Here are the results just from eyeballing the DAW's CPU meter while idling and then running a loop using a more demanding patch:
| | C++ | Opt. C++ | Pascal | Opt. Pascal |
| Idle | 6% | 3% | 9% | 7% |
| Run | 8% | 4.5% | 14% | 12% |
As you can see, the code on C++ improves with optimization by 40-50%. Pascal improves by only 10-20% and is still slower than the unoptimized C++.

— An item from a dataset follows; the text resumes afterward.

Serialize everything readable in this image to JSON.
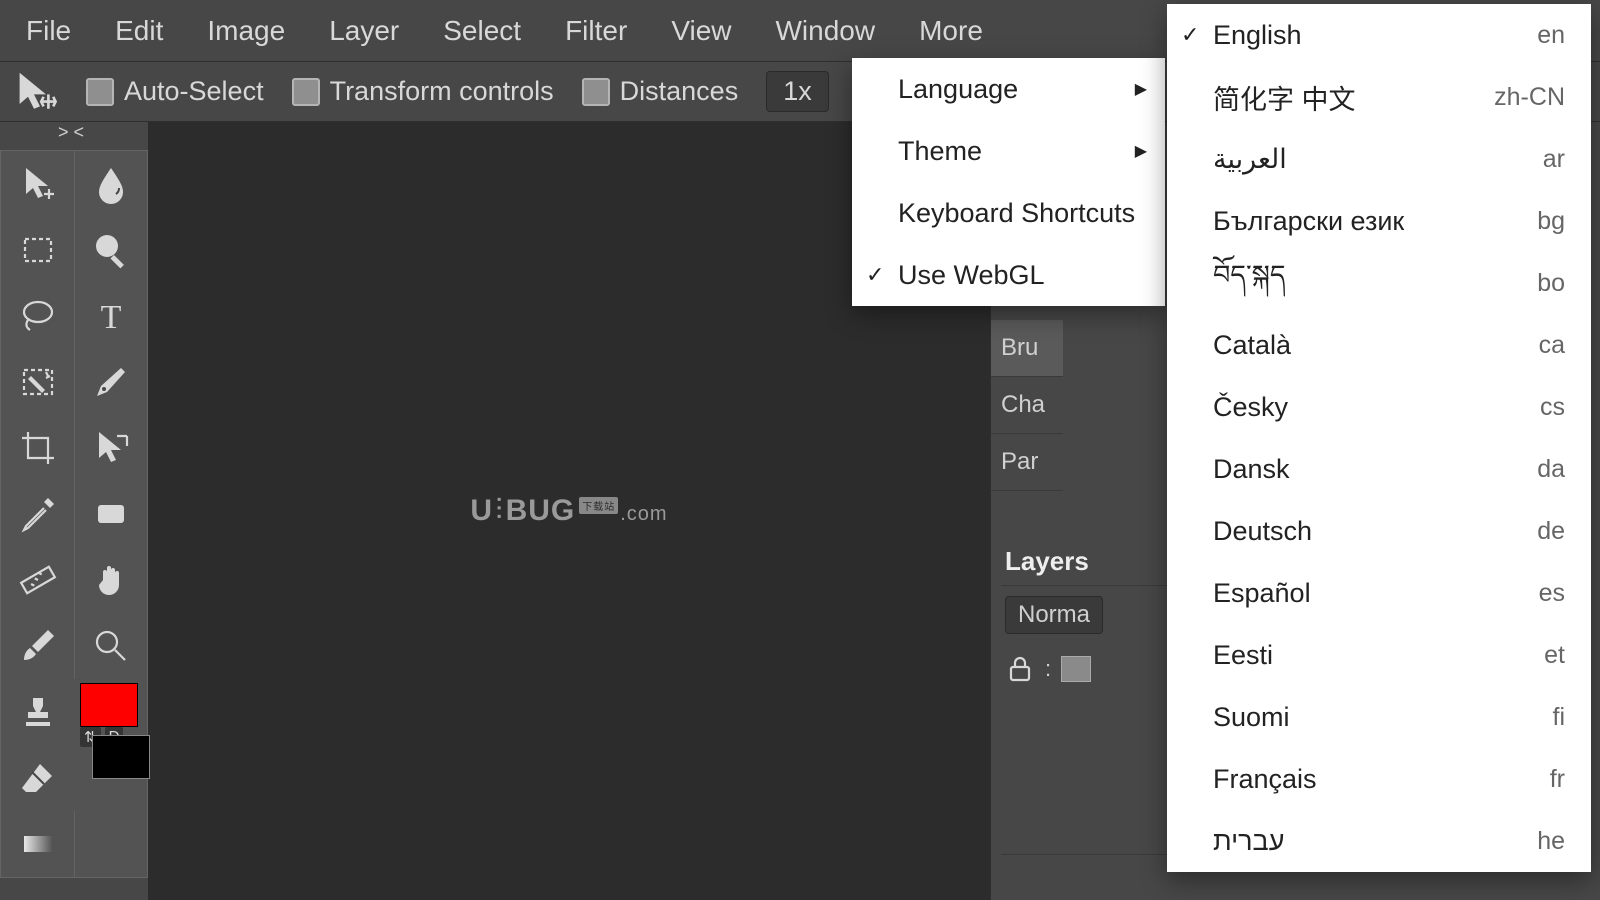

Here are the compiler switches that I've used for the test, which are basically on par with the clang settings, targeting 64-bit macOS 10.6+:
fpc -O4 -OoAUTOINLINE -Xs -XX -Sv -Si -CfSSSE3 -CpCOREI
If I can improve the optimized Pascal to running at about 6%, then I would be satisfied with adopting it over C++ for cross-platform audio development. The advantages I've found so far using just Geany+FPC over Mac+Xcode+Clang/LLDB + PC+CodeBlocks+GCC/GDB are huge! (64-bit Cocoa Lazarus just isn't there yet for me.

)
Short of hand-tuning assembly, are there any other tricks I can use to lure the compiler into better code? I have converted all the C++ consts to constrefs, made sure any records or arrays have been passed by reference, tried Move and Fill over plain for loops, -OoUnrollLoops, -OoFastMath, tried pointer math over arrays, etc. All the little things that used to work on older, less intelligent compilers. I got about .25-.5% improvement with Move, which is used heavily, but FillQWord turned out to be probably slower than plain for loops. Nothing else seems to work. Using plain "fpc -O2" with nothing else gives me the exact same result!

I'm not looking for miracles here, but my preliminary tests showed that the mathy bits were on par with C code, so there's probably other housekeeping stuff going on that could be minimized.